Présentation de l’œuvre :

Thomas FERREIRA, Ode aux Bouddhas de Bâmiyân après Pascal Convert, Janvier 2022, papier gaufré, 1x10m.

L’essence même du projet est né de la découverte de l’œuvre de Pascal Convert intitulée Panoramique de la Falaise de Bâmiyân réalisée en 2016 et présentement exposée dans la Galerie du Temps au Louvre-Lens. Œuvre découverte suite à l’appel à projet des Week-end Étudiants du Louvre-Lens, cet appel, en lien avec l’exposition les Louvre de Picasso nous proposait de prendre modèle de la figure de Picasso qui lui-même prenait modèle et inspiration sur les grand artistes classique pour créer en déambulant dans les collections du Louvre. En ce sens, c’est en déambulant au sein du Louvre-Lens que j’ai pris inspiration du grand artiste contemporain qu’est Pascal Convert. L’œuvre photographique de Pascal Convert donne à voir quelque chose qui n’est plus, il s’agit d’une trace, une empreinte qui n’est pas celle d’un « ça-a-été » car l’œuvre n’est pas issue d’une prise de vue unique mais bien d’une compilation d’images superposées de manière à créer l’image la plus précise du lieu. Il s’agit de l’empreinte directe et précise de la falaise sur ce « papier » photosensible. La photographie est un objet de trace archiviste, mais ici, elle porte une dimension de trace plus forte car l’image nous laisse voir les « empreinte » des bouddhas laissés dans la roche, les négatif ou fantômes photographique des bouddhas. Les Bouddhas de Bâmiyan relèvent d’une histoire commune qui nous dépasse, d’un patrimoine historique, humanitaire disparu. Nourri par l’œuvre de Pascal Convert et mes propres recherche sur l’image, je propose ici un texte, ou du moins le premier vers d’une poésie ontologiquement surréaliste. De fait, on a souvent considéré le numérique comme étant dématériel, or comme explicité plutôt, le numérique est matériel, il ne s’agit dans le cas de l’image que d’une transposition du grain au pixel. Mais le pixel avant d’être lu par une interface le rendant visible, il n’est autre que des bits, des données en code binaire. Ainsi, j’ai transposé le rapport à la perte des Bouddhas à la « perte de données » que l’on attribue communément à l’image numérique, ainsi, j’ai multiplié les « traductions »/conversions de système de codage pour perdre toute lisibilité. De ce fait, au cours de recherches, j’ai pu me procurer la toute dernière image des Bouddhas de Bâmiyân issue d’une vidéo réalisée par les talibans où cette destruction y est montré à des fin de propagande, ainsi je n’ai eu qu’a extirper l’image finale où les Bouddhas sont encore debout (image ci-dessous).

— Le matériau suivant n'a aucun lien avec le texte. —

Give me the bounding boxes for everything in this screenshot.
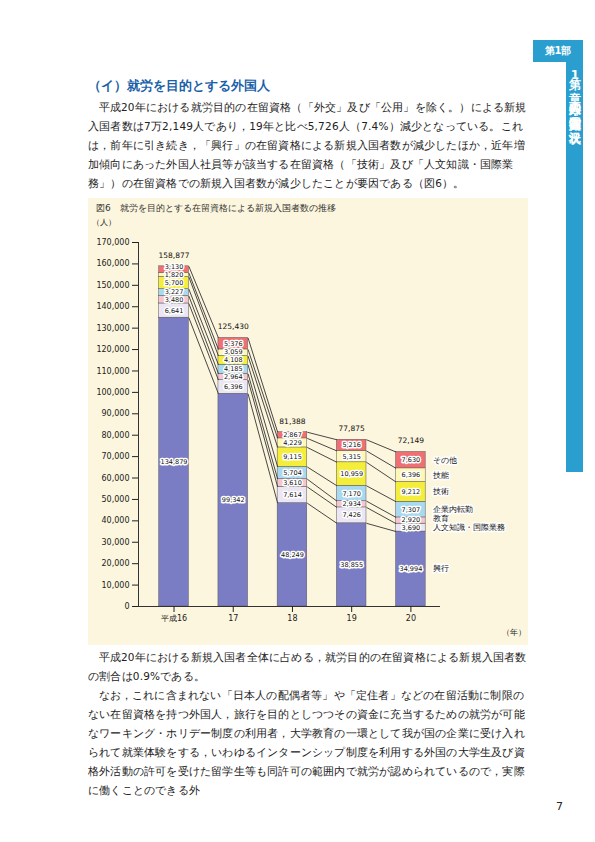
svg-text:6,396: 6,396 — [402, 471, 421, 479]
svg-text:18: 18 — [287, 614, 297, 623]
svg-text:2,920: 2,920 — [402, 516, 421, 524]
svg-text:3,690: 3,690 — [402, 524, 421, 532]
svg-text:（年）: （年） — [502, 628, 526, 637]
svg-text:3,059: 3,059 — [224, 348, 243, 356]
svg-text:125,430: 125,430 — [218, 322, 249, 331]
svg-text:9,212: 9,212 — [402, 488, 421, 496]
html-text:（イ）就労を目的とする外国人: （イ）就労を目的とする外国人 — [88, 78, 270, 93]
svg-text:3,130: 3,130 — [165, 263, 184, 271]
svg-text:160,000: 160,000 — [96, 259, 129, 268]
svg-text:19: 19 — [347, 614, 357, 623]
svg-text:1,820: 1,820 — [165, 271, 184, 279]
html-text:第1部: 第1部 — [544, 45, 572, 56]
svg-text:72,149: 72,149 — [398, 436, 424, 445]
svg-text:その他: その他 — [433, 456, 457, 465]
svg-text:7,170: 7,170 — [342, 490, 361, 498]
svg-text:81,388: 81,388 — [279, 417, 305, 426]
svg-text:3,227: 3,227 — [165, 288, 184, 296]
svg-text:人文知識・国際業務: 人文知識・国際業務 — [433, 523, 505, 532]
svg-text:教育: 教育 — [433, 514, 449, 523]
svg-text:134,879: 134,879 — [161, 458, 188, 466]
svg-text:140,000: 140,000 — [96, 302, 129, 311]
svg-text:2,867: 2,867 — [283, 431, 302, 439]
svg-text:20: 20 — [406, 614, 416, 623]
svg-text:2,964: 2,964 — [224, 373, 243, 381]
svg-text:平成16: 平成16 — [161, 614, 187, 623]
svg-text:2,934: 2,934 — [342, 500, 361, 508]
svg-text:20,000: 20,000 — [102, 559, 130, 568]
svg-text:5,216: 5,216 — [342, 441, 361, 449]
svg-text:5,315: 5,315 — [342, 453, 361, 461]
svg-text:5,700: 5,700 — [165, 279, 184, 287]
html-text:第1章 外国人の入国・在留等の状況: 第1章 外国人の入国・在留等の状況 — [568, 68, 582, 122]
svg-text:3,610: 3,610 — [283, 479, 302, 487]
svg-text:100,000: 100,000 — [96, 388, 129, 397]
svg-text:50,000: 50,000 — [102, 495, 130, 504]
svg-text:6,396: 6,396 — [224, 383, 243, 391]
svg-text:10,000: 10,000 — [102, 581, 130, 590]
svg-text:5,376: 5,376 — [224, 340, 243, 348]
svg-text:17: 17 — [228, 614, 238, 623]
svg-text:7,426: 7,426 — [342, 511, 361, 519]
svg-text:120,000: 120,000 — [96, 345, 129, 354]
svg-text:99,342: 99,342 — [222, 496, 245, 504]
svg-text:60,000: 60,000 — [102, 474, 130, 483]
svg-text:5,704: 5,704 — [283, 469, 302, 477]
svg-text:7,307: 7,307 — [402, 506, 421, 514]
svg-text:7,614: 7,614 — [283, 491, 302, 499]
svg-text:158,877: 158,877 — [159, 251, 190, 260]
svg-text:38,855: 38,855 — [340, 561, 363, 569]
svg-text:4,108: 4,108 — [224, 356, 243, 364]
svg-text:170,000: 170,000 — [96, 238, 129, 247]
html-text:なお，これに含まれない「日本人の配偶者等」や「定住者」などの: なお，これに含まれない「日本人の配偶者等」や「定住者」などの在留活動に制限のない… — [88, 689, 525, 796]
svg-text:40,000: 40,000 — [102, 516, 130, 525]
svg-text:110,000: 110,000 — [96, 367, 129, 376]
svg-text:技能: 技能 — [432, 471, 449, 480]
svg-text:4,185: 4,185 — [224, 365, 243, 373]
svg-text:9,115: 9,115 — [283, 453, 302, 461]
svg-text:150,000: 150,000 — [96, 281, 129, 290]
svg-text:130,000: 130,000 — [96, 324, 129, 333]
svg-text:6,641: 6,641 — [165, 307, 184, 315]
svg-text:4,229: 4,229 — [283, 439, 302, 447]
svg-text:（人）: （人） — [92, 218, 116, 227]
svg-text:技術: 技術 — [432, 487, 449, 496]
svg-text:企業内転勤: 企業内転勤 — [433, 505, 473, 514]
svg-text:77,875: 77,875 — [339, 424, 365, 433]
svg-text:10,959: 10,959 — [340, 470, 363, 478]
svg-text:3,480: 3,480 — [165, 296, 184, 304]
svg-text:0: 0 — [124, 602, 129, 611]
html-text:7: 7 — [556, 800, 563, 813]
svg-text:48,249: 48,249 — [281, 551, 304, 559]
html-text:図6 就労を目的とする在留資格による新規入国者数の推移: 図6 就労を目的とする在留資格による新規入国者数の推移 — [96, 203, 336, 213]
svg-text:30,000: 30,000 — [102, 538, 130, 547]
svg-text:90,000: 90,000 — [102, 409, 130, 418]
svg-text:34,994: 34,994 — [400, 565, 423, 573]
svg-text:興行: 興行 — [433, 564, 449, 573]
svg-text:80,000: 80,000 — [102, 431, 130, 440]
svg-text:7,630: 7,630 — [402, 456, 421, 464]
html-text:平成20年における新規入国者全体に占める，就労目的の在留資格: 平成20年における新規入国者全体に占める，就労目的の在留資格による新規入国者数の… — [88, 651, 527, 682]
svg-text:70,000: 70,000 — [102, 452, 130, 461]
html-text:平成20年における就労目的の在留資格（「外交」及び「公用」を: 平成20年における就労目的の在留資格（「外交」及び「公用」を除く。）による新規入… — [88, 101, 527, 189]
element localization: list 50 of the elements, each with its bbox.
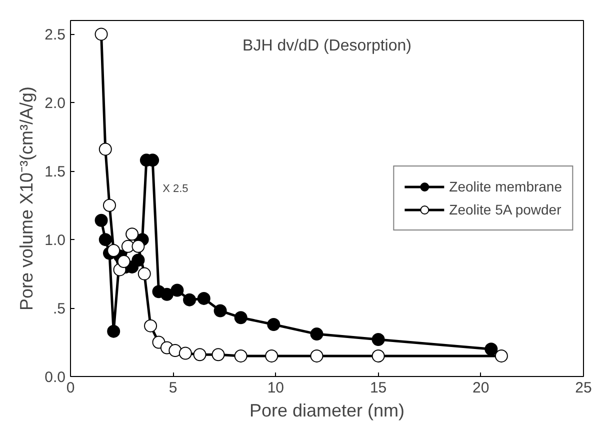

image issue de la vidéo réalisée par les talibans à des fins de propagande

De cette image, j’y ai extirpé tout le code hexadécimal de l’image (système de conversion du binaire) qui par la suite a été converti en code binaire.


code héxadécimal de l’illustration ci-dessus

Enfin, j’ai traduit le binaire en morse de manière à donner ce premier vers « poétique »: 0O TÐI O0 O5 5S EÉI « N &G AÉT &G. Ce vers ne renvoi à rien d’autre qu’au fait qu’il est référent direct de l’image, il s’agit d’une poétique de l’image au sens stricte du terme, dans chaque images se cache un poème. Ce texte poétique est par essence tautologique. Il ne veut rien dire, mais renvoi à lui-même mais semblerait presque relever d’une langue ancienne disparu telle que les Bouddhas de Bâmiyân. La perte de lisibilité/ l’effacement initié dans le projet est double, elle existe de par le texte en lui-même mais aussi de la manière dont celui-ci est représenté. En effet, le vers est à peine lisible, la technique de gaufrage sur papier donne une touche très fine à parfois à peine perceptible selon les jeux de lumières. La facture efface le texte et par conséquent l’image, et ce de par un « effacement par recouvrement » en une sorte de saturation du papier gaufré du code binaire de l’image auquel se surimprime le vers poétique.